Expanding strike action
Since then the scope of the protest has expanded in both the number of people and the demands they have of management.
Initially they called for the incident with the mine captain to be properly investigated and action taken.
They have been joined by about 100 more staff underground and the demands now include the reinstatement of dismissed workers who participated in a legal strike in 2018, as well as the introduction of an underground allowance.
The families of the protesters have also begun demonstrating outside of the facility, calling for the demands of their loved ones to be met so they can return above ground and all go home.
Poor conditions underground
What’s even worse for the protesters is that the conditions they are staying in underground are not good.
They are apparently sleeping on concrete floors and do not have proper access to water and sanitation facilities.

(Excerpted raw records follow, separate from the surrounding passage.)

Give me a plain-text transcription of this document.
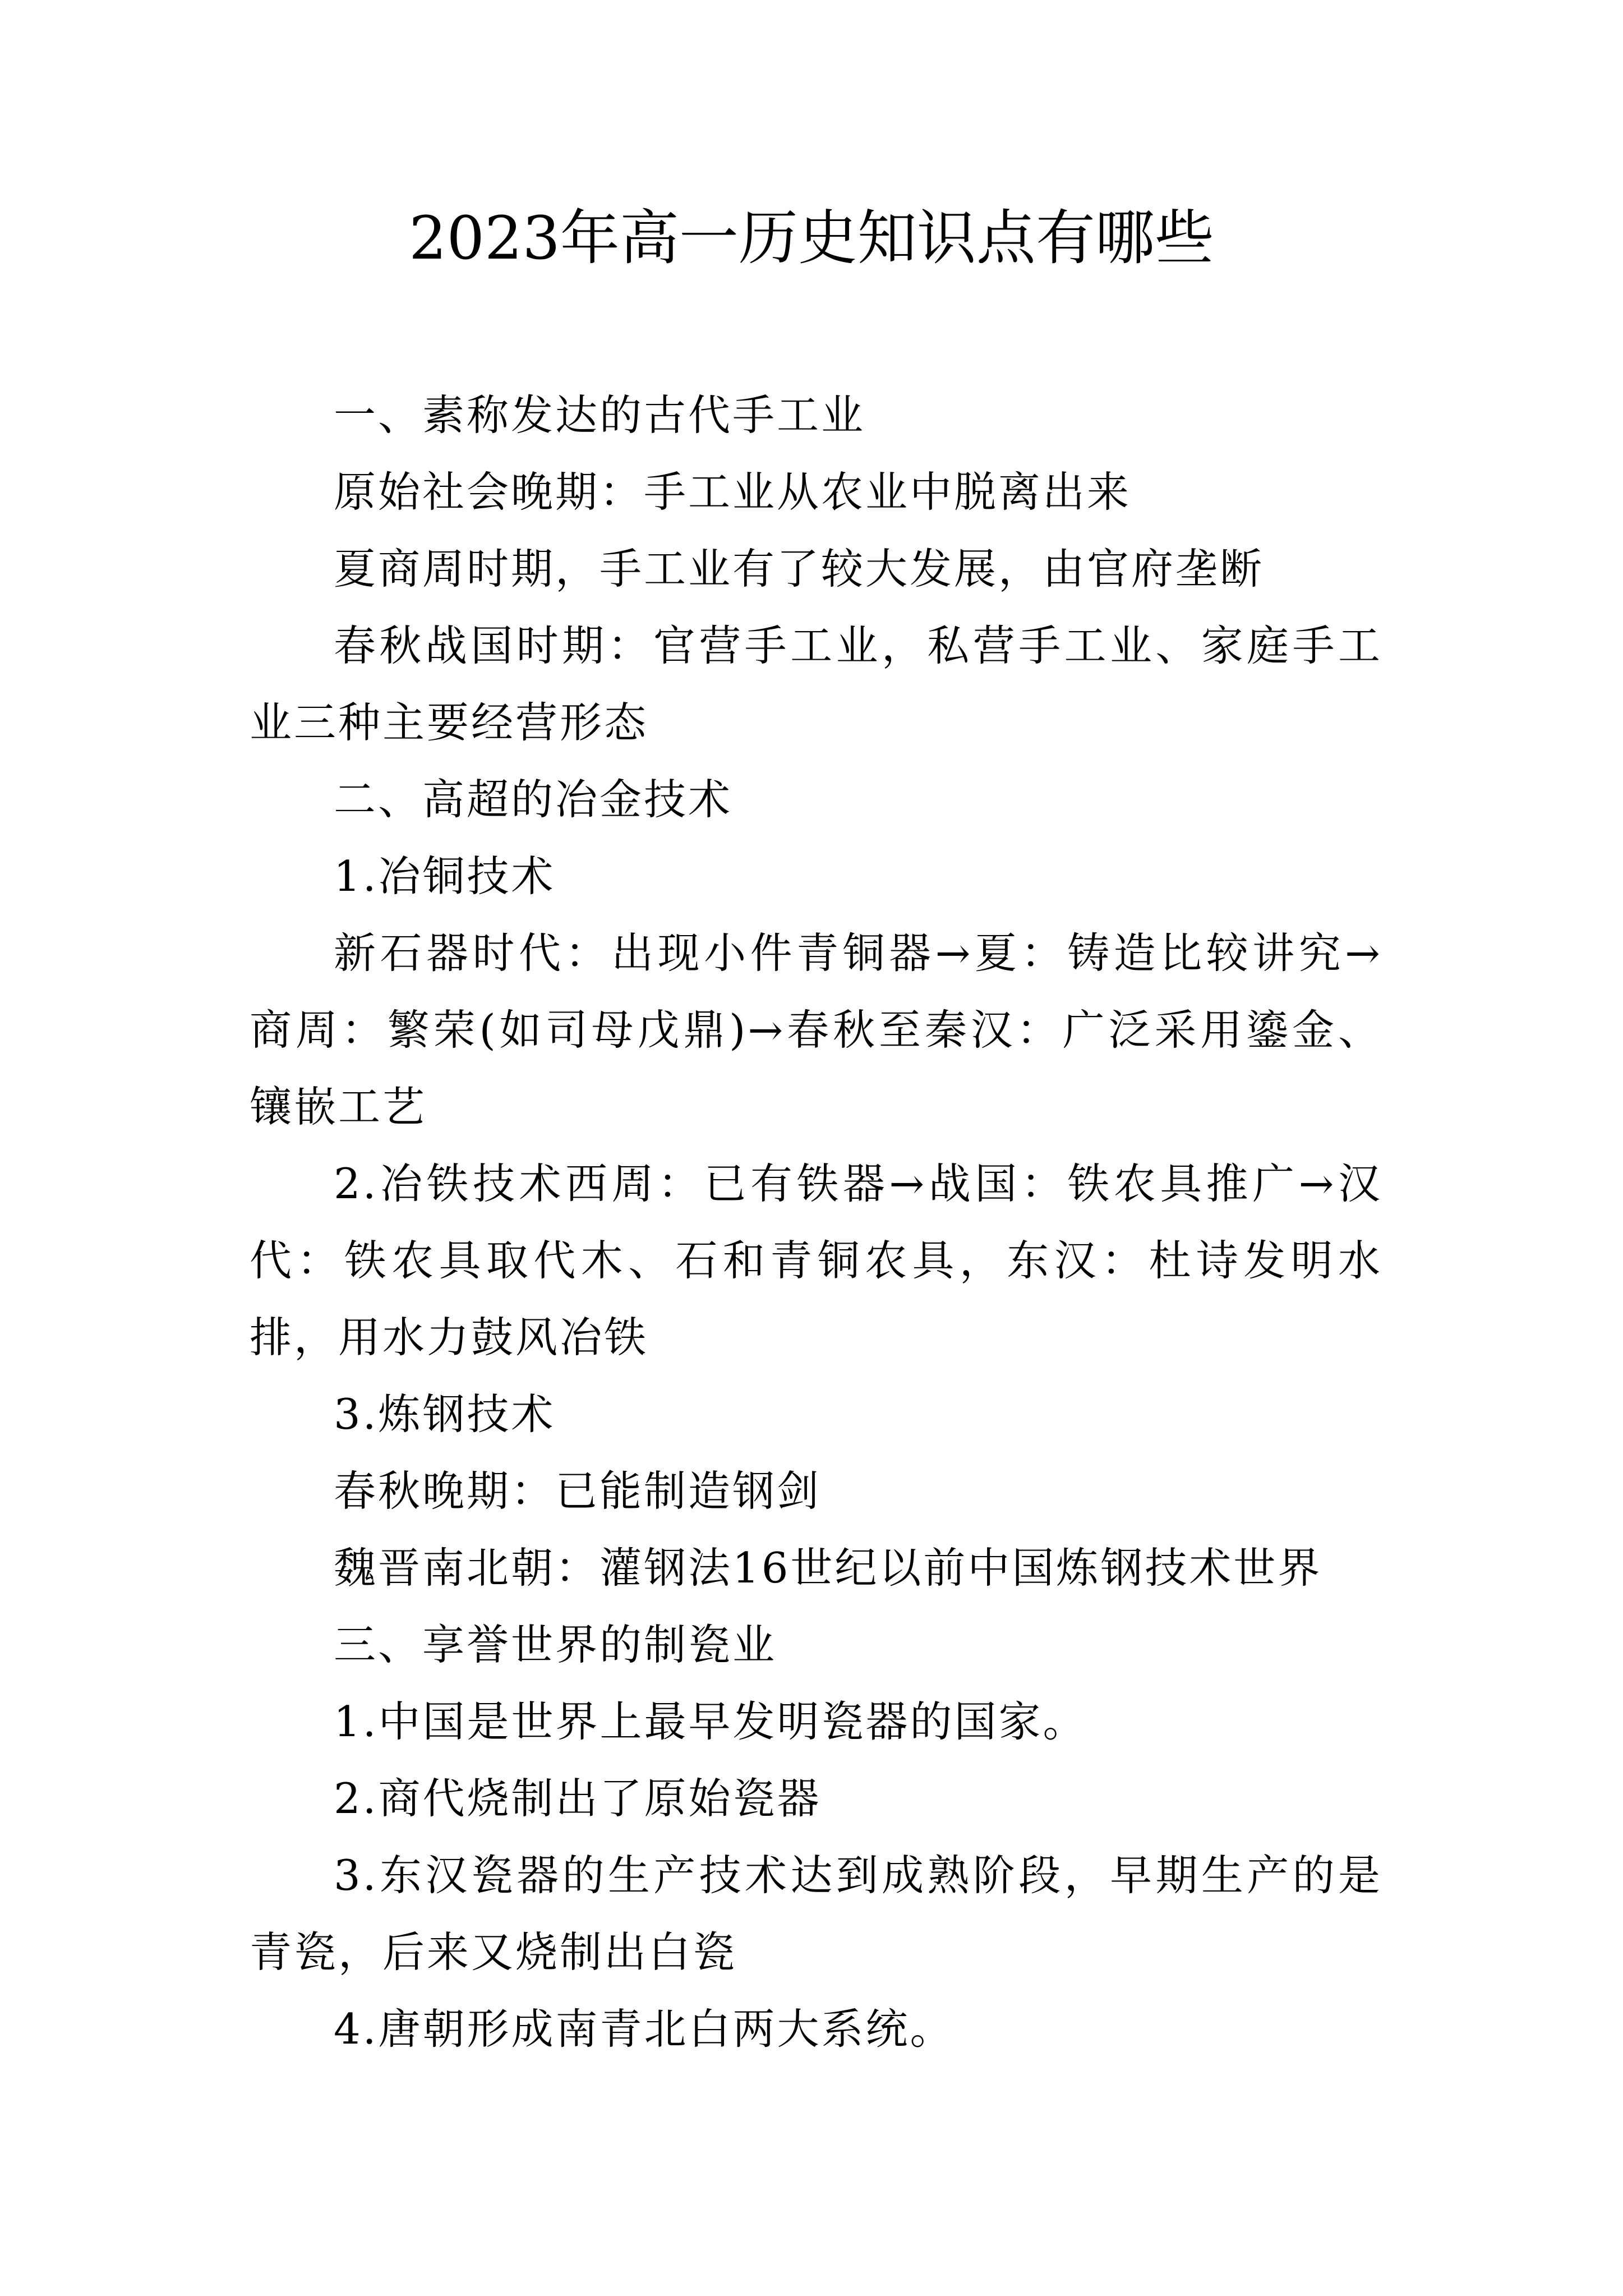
2023年高一历史知识点有哪些

一、素称发达的古代手工业

原始社会晚期：手工业从农业中脱离出来

夏商周时期，手工业有了较大发展，由官府垄断

春秋战国时期：官营手工业，私营手工业、家庭手工业三种主要经营形态

二、高超的冶金技术

1.冶铜技术

新石器时代：出现小件青铜器→夏：铸造比较讲究→商周：繁荣(如司母戊鼎)→春秋至秦汉：广泛采用鎏金、镶嵌工艺

2.冶铁技术西周：已有铁器→战国：铁农具推广→汉代：铁农具取代木、石和青铜农具，东汉：杜诗发明水排，用水力鼓风冶铁

3.炼钢技术

春秋晚期：已能制造钢剑

魏晋南北朝：灌钢法16世纪以前中国炼钢技术世界

三、享誉世界的制瓷业

1.中国是世界上最早发明瓷器的国家。

2.商代烧制出了原始瓷器

3.东汉瓷器的生产技术达到成熟阶段，早期生产的是青瓷，后来又烧制出白瓷

4.唐朝形成南青北白两大系统。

“It’s cold and some of the people are starting to get sick from sugar diabetes as they have not been able to take their medication. Some are suffering from flu,” One of the protesting miners Alpheos Tselan told Sowetan Live.
“We don’t have toilets, no warm water or blankets. So far eight of our members have been rushed to hospital and management does not want to supply us with an ambulance and the on-site mine clinic is locked.
“We are only getting out to the surface if management will give us what we want. For now, we survive by singing struggle songs and having church services three times a day.”